Zuvor hatte Miriam Welte gezeigt, dass sie auch ohne ihre 22 Jahre alte Partnerin Kristina Vogel schnell ist. Die 26-Jährige wiederholte mit Silber im nicht-olympischen 500-Meter-Zeitfahren ihr WM-Ergebnis aus dem Vorjahr. In 33,996 Sekunden musste sich Welte nur der überraschend starken Wai Sze Lee aus Hongkong (33,973) beugen. Bronze ging an Rebecca James aus Großbritannien (34,133).

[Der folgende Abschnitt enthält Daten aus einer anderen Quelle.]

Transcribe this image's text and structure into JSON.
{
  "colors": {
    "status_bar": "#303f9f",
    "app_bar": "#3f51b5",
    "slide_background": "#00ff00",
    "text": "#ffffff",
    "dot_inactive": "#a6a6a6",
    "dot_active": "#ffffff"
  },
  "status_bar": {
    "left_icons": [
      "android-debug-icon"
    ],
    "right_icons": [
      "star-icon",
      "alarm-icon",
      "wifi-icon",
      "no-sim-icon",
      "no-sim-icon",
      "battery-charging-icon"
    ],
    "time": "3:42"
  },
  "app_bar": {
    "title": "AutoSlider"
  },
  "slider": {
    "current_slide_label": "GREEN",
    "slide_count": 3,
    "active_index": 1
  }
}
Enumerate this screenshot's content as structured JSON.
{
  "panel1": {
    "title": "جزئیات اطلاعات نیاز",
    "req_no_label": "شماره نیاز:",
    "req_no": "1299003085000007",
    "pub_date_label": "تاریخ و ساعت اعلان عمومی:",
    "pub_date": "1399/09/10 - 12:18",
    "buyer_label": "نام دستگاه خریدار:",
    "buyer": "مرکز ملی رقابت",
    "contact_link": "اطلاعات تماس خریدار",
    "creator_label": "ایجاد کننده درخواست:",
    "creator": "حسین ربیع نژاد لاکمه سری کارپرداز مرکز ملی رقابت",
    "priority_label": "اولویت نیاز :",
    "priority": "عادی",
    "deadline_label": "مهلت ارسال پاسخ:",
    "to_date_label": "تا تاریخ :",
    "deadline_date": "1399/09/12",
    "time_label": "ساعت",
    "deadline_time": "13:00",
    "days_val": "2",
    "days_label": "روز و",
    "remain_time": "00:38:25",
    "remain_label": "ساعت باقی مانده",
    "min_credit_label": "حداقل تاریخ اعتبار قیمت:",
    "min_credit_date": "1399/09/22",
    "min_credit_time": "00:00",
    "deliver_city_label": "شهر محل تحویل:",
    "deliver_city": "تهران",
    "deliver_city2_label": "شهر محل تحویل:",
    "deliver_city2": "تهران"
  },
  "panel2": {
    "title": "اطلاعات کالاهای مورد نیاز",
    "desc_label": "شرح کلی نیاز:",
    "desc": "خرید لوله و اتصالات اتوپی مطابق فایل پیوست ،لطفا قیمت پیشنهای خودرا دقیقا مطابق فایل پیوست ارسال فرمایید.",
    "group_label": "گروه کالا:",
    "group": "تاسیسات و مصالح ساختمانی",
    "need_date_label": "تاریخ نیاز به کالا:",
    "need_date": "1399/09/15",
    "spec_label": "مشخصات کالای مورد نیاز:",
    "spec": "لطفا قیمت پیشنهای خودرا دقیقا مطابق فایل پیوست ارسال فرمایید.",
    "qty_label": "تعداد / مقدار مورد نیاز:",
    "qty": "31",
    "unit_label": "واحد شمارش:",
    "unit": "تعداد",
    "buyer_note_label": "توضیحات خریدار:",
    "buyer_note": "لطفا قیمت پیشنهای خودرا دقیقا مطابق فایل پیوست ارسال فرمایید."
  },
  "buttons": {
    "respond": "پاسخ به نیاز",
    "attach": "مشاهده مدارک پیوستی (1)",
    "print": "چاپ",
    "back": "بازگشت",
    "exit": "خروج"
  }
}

"Es ist schade, dass ich so knapp verloren habe. Aber die Zeit ist absolut in Ordnung. Ich war nur bei der WM vor einem Jahr schneller, aber da war auch meine Form viel besser", sagte Welte, die im Winter aufgrund ihrer Ausbildung zur Polizei-Kommissarin nur eingeschränkt trainieren konnte. In Sprint und Keirin hat sie in Minsk noch zwei weitere Medaillenchancen.

In der Mannschaftsverfolgung der Frauen kam das deutsche Trio mit Lisa Brennauer, Stephanie Pohl und Mieke Kröger in 3:29,536 auf Platz sechs. Der Sieg ging an Großbritannien. In der 4000-Meter-Einerverfolgung belegte Kersten Thiele aus Sinsheim als bester Deutscher in der Qualifikation in 4:28,681 Minuten Platz 12. Michael Hepburn aus Australien verteidigte in 4:16,733 Minuten seinen Titel erfolgreich.

Im Scratch-Rennen der Männer belegte Theo Reinhardt den siebten Rang. Hinter Sieger Martin Irvine aus Irland belegte Andreas Müller den zweiten Platz. Der 31 Jahre alte ehemalige deutsche Nationalfahrer startet seit 2008 für Österreich.